Twenty-four hours passed and another 24 hours with still limited formal understanding on my part of the condition Malik was in. I take it my parents were trying to shelter me from a world I did not know, that of bland walls, needles and sickness. My questions did not receive response and only made them more depressed. I don't think I was fully able to comprehend the extent of the situation I was in. It felt like someone had snatched him away, taken him for good, yet when entering the hospital for those short visits I could still feel his undying presence. He was still there.
The event. It changed me. As a seven year old, I [would] probably describe my brother as annoying, boyish and annoying. I didn't realize what life would be like without him. Without him playing. Without him laughing. I missed the cute sound of his voice and his unconditional love. I missed the fact that he would not be there every day I came home from school, not be there when I was watching television or reading a book. His presence and his aura of childish happiness, I missed.
At the time, I thought that was the end, that my dear brother would be confined to the four walls of his hospital room for life. With the emptiness that had been carved into my family, all senses of hope were gone. Hope, optimism became non-existent and that was our great fault.
[Throughout] our suffering, our perspective of life changed and our view on the value of the smallest moments, the tiniest memories, reversed. We have learnt to cherish the things we once believed were insignificant. A simple kiss on the cheek, a warm hug. In that [time], our bonds as a family were challenged, our abilities to endure the random, uncharacteristic events of life tested.
My brother is still with us today. He is 12 years old, three months and eight days.

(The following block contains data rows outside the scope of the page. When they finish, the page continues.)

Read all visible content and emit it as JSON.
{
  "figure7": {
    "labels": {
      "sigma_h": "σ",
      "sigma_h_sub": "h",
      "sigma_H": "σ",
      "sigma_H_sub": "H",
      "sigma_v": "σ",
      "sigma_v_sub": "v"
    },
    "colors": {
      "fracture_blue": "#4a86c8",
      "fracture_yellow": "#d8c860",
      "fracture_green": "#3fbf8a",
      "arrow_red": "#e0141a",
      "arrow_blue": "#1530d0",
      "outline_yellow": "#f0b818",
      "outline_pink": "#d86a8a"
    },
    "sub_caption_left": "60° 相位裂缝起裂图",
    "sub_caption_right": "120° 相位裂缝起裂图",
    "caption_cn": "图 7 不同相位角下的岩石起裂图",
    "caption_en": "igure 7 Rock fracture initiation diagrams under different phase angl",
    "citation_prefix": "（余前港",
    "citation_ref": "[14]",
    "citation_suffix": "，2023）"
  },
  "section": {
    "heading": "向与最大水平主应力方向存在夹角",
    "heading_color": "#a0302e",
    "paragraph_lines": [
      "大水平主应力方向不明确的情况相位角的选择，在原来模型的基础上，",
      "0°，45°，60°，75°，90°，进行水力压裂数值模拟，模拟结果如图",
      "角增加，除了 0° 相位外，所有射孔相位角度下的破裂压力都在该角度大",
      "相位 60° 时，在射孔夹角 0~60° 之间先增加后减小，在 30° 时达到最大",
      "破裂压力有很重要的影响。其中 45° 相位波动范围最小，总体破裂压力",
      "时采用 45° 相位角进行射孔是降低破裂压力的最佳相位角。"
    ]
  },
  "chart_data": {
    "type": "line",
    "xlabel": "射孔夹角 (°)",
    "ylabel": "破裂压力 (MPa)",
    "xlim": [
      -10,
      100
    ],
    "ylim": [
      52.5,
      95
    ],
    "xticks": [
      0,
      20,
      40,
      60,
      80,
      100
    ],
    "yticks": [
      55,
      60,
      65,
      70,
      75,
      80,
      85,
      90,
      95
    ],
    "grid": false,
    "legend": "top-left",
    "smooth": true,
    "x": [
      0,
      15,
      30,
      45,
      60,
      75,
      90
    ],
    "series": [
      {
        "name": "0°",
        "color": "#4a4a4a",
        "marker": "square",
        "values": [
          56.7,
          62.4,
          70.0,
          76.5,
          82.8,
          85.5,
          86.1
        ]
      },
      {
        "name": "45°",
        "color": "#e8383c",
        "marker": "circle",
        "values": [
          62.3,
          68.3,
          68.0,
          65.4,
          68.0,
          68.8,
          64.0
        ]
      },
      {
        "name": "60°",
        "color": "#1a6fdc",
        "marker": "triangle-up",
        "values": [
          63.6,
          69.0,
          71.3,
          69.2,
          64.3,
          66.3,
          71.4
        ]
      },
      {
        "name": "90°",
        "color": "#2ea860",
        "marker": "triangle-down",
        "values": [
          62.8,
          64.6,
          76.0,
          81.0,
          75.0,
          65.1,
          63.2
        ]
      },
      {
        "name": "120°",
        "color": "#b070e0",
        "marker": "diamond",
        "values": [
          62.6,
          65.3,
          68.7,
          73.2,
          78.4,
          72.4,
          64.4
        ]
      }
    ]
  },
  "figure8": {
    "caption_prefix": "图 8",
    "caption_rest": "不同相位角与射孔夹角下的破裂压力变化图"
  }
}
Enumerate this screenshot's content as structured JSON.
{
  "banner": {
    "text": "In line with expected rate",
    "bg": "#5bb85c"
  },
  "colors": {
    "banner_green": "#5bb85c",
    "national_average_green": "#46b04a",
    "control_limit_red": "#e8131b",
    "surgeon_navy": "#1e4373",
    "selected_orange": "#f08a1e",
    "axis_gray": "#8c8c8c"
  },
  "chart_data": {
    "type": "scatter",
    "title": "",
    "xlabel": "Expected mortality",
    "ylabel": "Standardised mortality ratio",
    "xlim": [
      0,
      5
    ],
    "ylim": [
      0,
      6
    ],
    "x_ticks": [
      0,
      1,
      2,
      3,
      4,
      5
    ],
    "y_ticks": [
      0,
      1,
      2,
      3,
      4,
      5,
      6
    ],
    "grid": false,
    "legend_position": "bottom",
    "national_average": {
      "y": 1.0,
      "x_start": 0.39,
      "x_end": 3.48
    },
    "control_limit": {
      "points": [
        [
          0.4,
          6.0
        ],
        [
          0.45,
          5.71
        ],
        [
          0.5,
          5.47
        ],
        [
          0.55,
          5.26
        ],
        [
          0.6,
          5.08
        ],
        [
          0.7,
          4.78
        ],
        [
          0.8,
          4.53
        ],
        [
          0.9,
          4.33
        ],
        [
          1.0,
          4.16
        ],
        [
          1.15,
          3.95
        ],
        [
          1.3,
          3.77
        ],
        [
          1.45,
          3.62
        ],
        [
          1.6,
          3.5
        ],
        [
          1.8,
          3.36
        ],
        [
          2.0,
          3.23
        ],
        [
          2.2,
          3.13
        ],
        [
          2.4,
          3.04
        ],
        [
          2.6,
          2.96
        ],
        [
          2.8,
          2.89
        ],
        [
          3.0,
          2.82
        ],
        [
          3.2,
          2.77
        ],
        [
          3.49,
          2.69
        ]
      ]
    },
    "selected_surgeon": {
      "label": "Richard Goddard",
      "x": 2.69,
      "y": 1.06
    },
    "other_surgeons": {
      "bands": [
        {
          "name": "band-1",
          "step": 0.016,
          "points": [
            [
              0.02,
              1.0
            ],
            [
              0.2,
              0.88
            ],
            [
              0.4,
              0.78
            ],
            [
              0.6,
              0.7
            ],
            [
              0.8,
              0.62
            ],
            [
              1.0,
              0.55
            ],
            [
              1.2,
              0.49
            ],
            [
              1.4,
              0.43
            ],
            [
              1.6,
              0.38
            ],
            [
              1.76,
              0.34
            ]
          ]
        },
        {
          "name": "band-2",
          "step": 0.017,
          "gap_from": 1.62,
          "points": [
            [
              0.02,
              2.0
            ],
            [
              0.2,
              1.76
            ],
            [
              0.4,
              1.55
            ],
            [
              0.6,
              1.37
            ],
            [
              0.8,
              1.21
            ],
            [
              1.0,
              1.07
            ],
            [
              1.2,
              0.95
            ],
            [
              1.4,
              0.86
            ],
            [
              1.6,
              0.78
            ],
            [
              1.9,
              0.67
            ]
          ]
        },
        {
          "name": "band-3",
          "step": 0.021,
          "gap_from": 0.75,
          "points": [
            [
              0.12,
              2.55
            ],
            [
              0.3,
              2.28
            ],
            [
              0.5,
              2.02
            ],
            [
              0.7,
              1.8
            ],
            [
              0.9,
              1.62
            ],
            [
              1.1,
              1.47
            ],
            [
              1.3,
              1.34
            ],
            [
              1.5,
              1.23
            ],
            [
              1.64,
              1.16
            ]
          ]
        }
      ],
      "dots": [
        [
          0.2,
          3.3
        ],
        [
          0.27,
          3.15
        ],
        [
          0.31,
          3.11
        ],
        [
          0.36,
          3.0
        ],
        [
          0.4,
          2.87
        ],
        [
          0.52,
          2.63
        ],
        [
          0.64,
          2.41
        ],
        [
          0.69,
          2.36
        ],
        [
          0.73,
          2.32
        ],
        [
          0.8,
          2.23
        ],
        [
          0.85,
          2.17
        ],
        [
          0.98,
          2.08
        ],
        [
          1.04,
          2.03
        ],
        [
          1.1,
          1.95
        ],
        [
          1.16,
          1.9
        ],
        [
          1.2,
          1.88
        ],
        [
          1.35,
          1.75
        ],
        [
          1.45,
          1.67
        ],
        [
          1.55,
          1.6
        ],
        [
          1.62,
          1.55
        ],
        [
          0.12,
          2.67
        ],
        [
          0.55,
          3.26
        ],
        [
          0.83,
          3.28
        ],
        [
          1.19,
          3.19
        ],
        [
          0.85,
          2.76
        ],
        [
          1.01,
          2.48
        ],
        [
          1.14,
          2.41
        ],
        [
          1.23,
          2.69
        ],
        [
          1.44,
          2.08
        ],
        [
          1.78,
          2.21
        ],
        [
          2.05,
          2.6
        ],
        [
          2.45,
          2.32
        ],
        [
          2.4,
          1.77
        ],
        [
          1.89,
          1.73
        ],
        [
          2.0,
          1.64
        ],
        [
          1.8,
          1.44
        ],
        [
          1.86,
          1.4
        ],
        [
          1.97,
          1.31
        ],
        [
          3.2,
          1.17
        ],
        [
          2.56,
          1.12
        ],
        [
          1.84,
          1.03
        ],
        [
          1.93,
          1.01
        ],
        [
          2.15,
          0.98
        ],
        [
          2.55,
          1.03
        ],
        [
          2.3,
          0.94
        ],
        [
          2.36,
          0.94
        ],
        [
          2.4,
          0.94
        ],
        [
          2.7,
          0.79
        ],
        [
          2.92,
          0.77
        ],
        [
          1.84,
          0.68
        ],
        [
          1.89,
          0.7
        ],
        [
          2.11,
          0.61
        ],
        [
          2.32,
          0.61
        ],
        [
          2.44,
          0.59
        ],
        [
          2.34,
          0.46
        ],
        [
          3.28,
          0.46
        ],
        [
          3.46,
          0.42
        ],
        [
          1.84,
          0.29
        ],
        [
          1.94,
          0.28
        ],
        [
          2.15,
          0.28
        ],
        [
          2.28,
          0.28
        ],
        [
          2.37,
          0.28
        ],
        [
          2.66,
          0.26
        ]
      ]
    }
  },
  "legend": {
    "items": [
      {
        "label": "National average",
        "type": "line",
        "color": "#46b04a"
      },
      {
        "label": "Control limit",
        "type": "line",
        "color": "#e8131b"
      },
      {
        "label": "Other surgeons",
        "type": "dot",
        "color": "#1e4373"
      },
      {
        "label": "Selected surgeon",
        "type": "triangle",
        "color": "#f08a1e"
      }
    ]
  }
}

He lives in our townhouse with my mom, dad, younger sister and, of course, me.
He can talk. He cannot walk. He can sit, on a wheelchair. He can eat, with some help. He can drink, with a straw. He can understand the everyday happenings of life to the fullest.
He can laugh, he can joke. He can scream, he can cry. He can watch TV, he can listen to stories. Abilities that we take for granted daily are dreams come true for him. One would think the events that took place when he was only four years old would have an everlasting effect on his morale, his mentality. But that is not true.
He is not the same little boy who walked cheerfully into that surgery room reassuring his parents "Don't worry, I'll be back in 15 minutes." He is better.